This is the perspective that everyone probably thinks of when we talk about cybersecurity.
A preventive perspective aims to stop hackers and other malicious actors from being able to get into the system. This is usually done by implementing measures that makes a system less exploitable. Examples of this include hardening internal infrastructure, appropriate privilege control and fixing any known critical vulnerabilities. Spending on this approach has been largely successful as industry standards for secure coding have improved overall. In addition, developers are getting more familiar with common exploits, allowing them to be addressed during development.
As a result, most software releases contain very few (if any) critical zero-day vulnerabilities that hackers can exploit. In fact, the percentage of critical zero-day vulnerabilities was deemed to be insignificant and was not reported in Symantec’s Internet Security Threat Report (ISTR), Volume 23 in 2018. As such, hackers are moving towards social engineering techniques in order to gain access to their victim’s systems. In the same report, Symantec reports that spear phishing (a ‘personalised’ phish) is the most popular infection vector with 71% of organised groups using it.
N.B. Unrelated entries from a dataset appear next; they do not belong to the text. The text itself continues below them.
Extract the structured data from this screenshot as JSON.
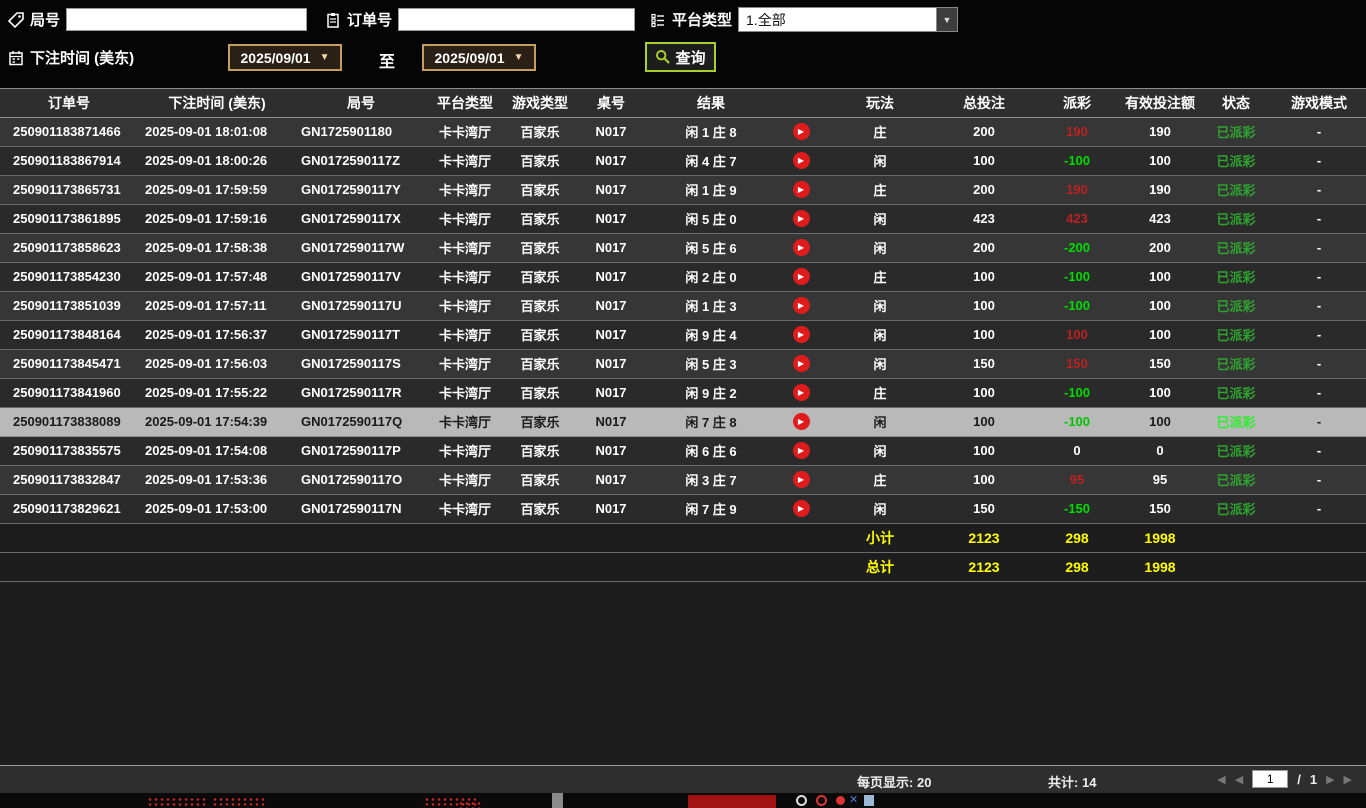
{
  "filters": {
    "round_label": "局号",
    "round_value": "",
    "order_label": "订单号",
    "order_value": "",
    "platform_label": "平台类型",
    "platform_value": "1.全部",
    "bettime_label": "下注时间 (美东)",
    "date_from": "2025/09/01",
    "to_label": "至",
    "date_to": "2025/09/01",
    "search_label": "查询"
  },
  "glyphs": {
    "dropdown": "▼",
    "play": "▶",
    "first": "◀",
    "prev": "◀",
    "next": "▶",
    "last": "▶"
  },
  "colors": {
    "payout_win": "#bb2222",
    "payout_loss": "#00dd00",
    "status_paid": "#2fa32f",
    "summary_text": "#ffff00",
    "selected_row_bg": "#b9b9b9",
    "search_border": "#a9cf2a",
    "date_border": "#c59d5f"
  },
  "table": {
    "headers": [
      "订单号",
      "下注时间 (美东)",
      "局号",
      "平台类型",
      "游戏类型",
      "桌号",
      "结果",
      "",
      "玩法",
      "总投注",
      "派彩",
      "有效投注额",
      "状态",
      "游戏模式"
    ],
    "rows": [
      {
        "order": "250901183871466",
        "time": "2025-09-01 18:01:08",
        "round": "GN1725901180",
        "platform": "卡卡湾厅",
        "game": "百家乐",
        "table_no": "N017",
        "result": "闲 1 庄 8",
        "play": "庄",
        "total": "200",
        "payout": "190",
        "payout_color": "red",
        "valid": "190",
        "status": "已派彩",
        "mode": "-",
        "selected": false
      },
      {
        "order": "250901183867914",
        "time": "2025-09-01 18:00:26",
        "round": "GN0172590117Z",
        "platform": "卡卡湾厅",
        "game": "百家乐",
        "table_no": "N017",
        "result": "闲 4 庄 7",
        "play": "闲",
        "total": "100",
        "payout": "-100",
        "payout_color": "green",
        "valid": "100",
        "status": "已派彩",
        "mode": "-",
        "selected": false
      },
      {
        "order": "250901173865731",
        "time": "2025-09-01 17:59:59",
        "round": "GN0172590117Y",
        "platform": "卡卡湾厅",
        "game": "百家乐",
        "table_no": "N017",
        "result": "闲 1 庄 9",
        "play": "庄",
        "total": "200",
        "payout": "190",
        "payout_color": "red",
        "valid": "190",
        "status": "已派彩",
        "mode": "-",
        "selected": false
      },
      {
        "order": "250901173861895",
        "time": "2025-09-01 17:59:16",
        "round": "GN0172590117X",
        "platform": "卡卡湾厅",
        "game": "百家乐",
        "table_no": "N017",
        "result": "闲 5 庄 0",
        "play": "闲",
        "total": "423",
        "payout": "423",
        "payout_color": "red",
        "valid": "423",
        "status": "已派彩",
        "mode": "-",
        "selected": false
      },
      {
        "order": "250901173858623",
        "time": "2025-09-01 17:58:38",
        "round": "GN0172590117W",
        "platform": "卡卡湾厅",
        "game": "百家乐",
        "table_no": "N017",
        "result": "闲 5 庄 6",
        "play": "闲",
        "total": "200",
        "payout": "-200",
        "payout_color": "green",
        "valid": "200",
        "status": "已派彩",
        "mode": "-",
        "selected": false
      },
      {
        "order": "250901173854230",
        "time": "2025-09-01 17:57:48",
        "round": "GN0172590117V",
        "platform": "卡卡湾厅",
        "game": "百家乐",
        "table_no": "N017",
        "result": "闲 2 庄 0",
        "play": "庄",
        "total": "100",
        "payout": "-100",
        "payout_color": "green",
        "valid": "100",
        "status": "已派彩",
        "mode": "-",
        "selected": false
      },
      {
        "order": "250901173851039",
        "time": "2025-09-01 17:57:11",
        "round": "GN0172590117U",
        "platform": "卡卡湾厅",
        "game": "百家乐",
        "table_no": "N017",
        "result": "闲 1 庄 3",
        "play": "闲",
        "total": "100",
        "payout": "-100",
        "payout_color": "green",
        "valid": "100",
        "status": "已派彩",
        "mode": "-",
        "selected": false
      },
      {
        "order": "250901173848164",
        "time": "2025-09-01 17:56:37",
        "round": "GN0172590117T",
        "platform": "卡卡湾厅",
        "game": "百家乐",
        "table_no": "N017",
        "result": "闲 9 庄 4",
        "play": "闲",
        "total": "100",
        "payout": "100",
        "payout_color": "red",
        "valid": "100",
        "status": "已派彩",
        "mode": "-",
        "selected": false
      },
      {
        "order": "250901173845471",
        "time": "2025-09-01 17:56:03",
        "round": "GN0172590117S",
        "platform": "卡卡湾厅",
        "game": "百家乐",
        "table_no": "N017",
        "result": "闲 5 庄 3",
        "play": "闲",
        "total": "150",
        "payout": "150",
        "payout_color": "red",
        "valid": "150",
        "status": "已派彩",
        "mode": "-",
        "selected": false
      },
      {
        "order": "250901173841960",
        "time": "2025-09-01 17:55:22",
        "round": "GN0172590117R",
        "platform": "卡卡湾厅",
        "game": "百家乐",
        "table_no": "N017",
        "result": "闲 9 庄 2",
        "play": "庄",
        "total": "100",
        "payout": "-100",
        "payout_color": "green",
        "valid": "100",
        "status": "已派彩",
        "mode": "-",
        "selected": false
      },
      {
        "order": "250901173838089",
        "time": "2025-09-01 17:54:39",
        "round": "GN0172590117Q",
        "platform": "卡卡湾厅",
        "game": "百家乐",
        "table_no": "N017",
        "result": "闲 7 庄 8",
        "play": "闲",
        "total": "100",
        "payout": "-100",
        "payout_color": "green",
        "valid": "100",
        "status": "已派彩",
        "mode": "-",
        "selected": true
      },
      {
        "order": "250901173835575",
        "time": "2025-09-01 17:54:08",
        "round": "GN0172590117P",
        "platform": "卡卡湾厅",
        "game": "百家乐",
        "table_no": "N017",
        "result": "闲 6 庄 6",
        "play": "闲",
        "total": "100",
        "payout": "0",
        "payout_color": "zero",
        "valid": "0",
        "status": "已派彩",
        "mode": "-",
        "selected": false
      },
      {
        "order": "250901173832847",
        "time": "2025-09-01 17:53:36",
        "round": "GN0172590117O",
        "platform": "卡卡湾厅",
        "game": "百家乐",
        "table_no": "N017",
        "result": "闲 3 庄 7",
        "play": "庄",
        "total": "100",
        "payout": "95",
        "payout_color": "red",
        "valid": "95",
        "status": "已派彩",
        "mode": "-",
        "selected": false
      },
      {
        "order": "250901173829621",
        "time": "2025-09-01 17:53:00",
        "round": "GN0172590117N",
        "platform": "卡卡湾厅",
        "game": "百家乐",
        "table_no": "N017",
        "result": "闲 7 庄 9",
        "play": "闲",
        "total": "150",
        "payout": "-150",
        "payout_color": "green",
        "valid": "150",
        "status": "已派彩",
        "mode": "-",
        "selected": false
      }
    ],
    "subtotal": {
      "label": "小计",
      "total": "2123",
      "payout": "298",
      "valid": "1998"
    },
    "total": {
      "label": "总计",
      "total": "2123",
      "payout": "298",
      "valid": "1998"
    }
  },
  "footer": {
    "per_page_label": "每页显示:",
    "per_page_value": "20",
    "total_label": "共计:",
    "total_value": "14",
    "page": "1",
    "slash": "/",
    "total_pages": "1"
  }
}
From the above, increased spending on development practices can yield diminishing returns and further spending should be focused on reducing the effectiveness of social engineering techniques. Examples of how this can be achieved is through educating users by conducting information security training regularly or, by implementing multi-factor authentication (MFA) to act as an extra layer of security to your systems.
Although is it essential to consider a preventive perspective in any cybersecurity setup, it struggles to provide any meaningful approach if an attacker manages to get in. On the other hand, a mitigative perspective works on the assumption that an attacker can find a way in and aims to evaluate options from this position.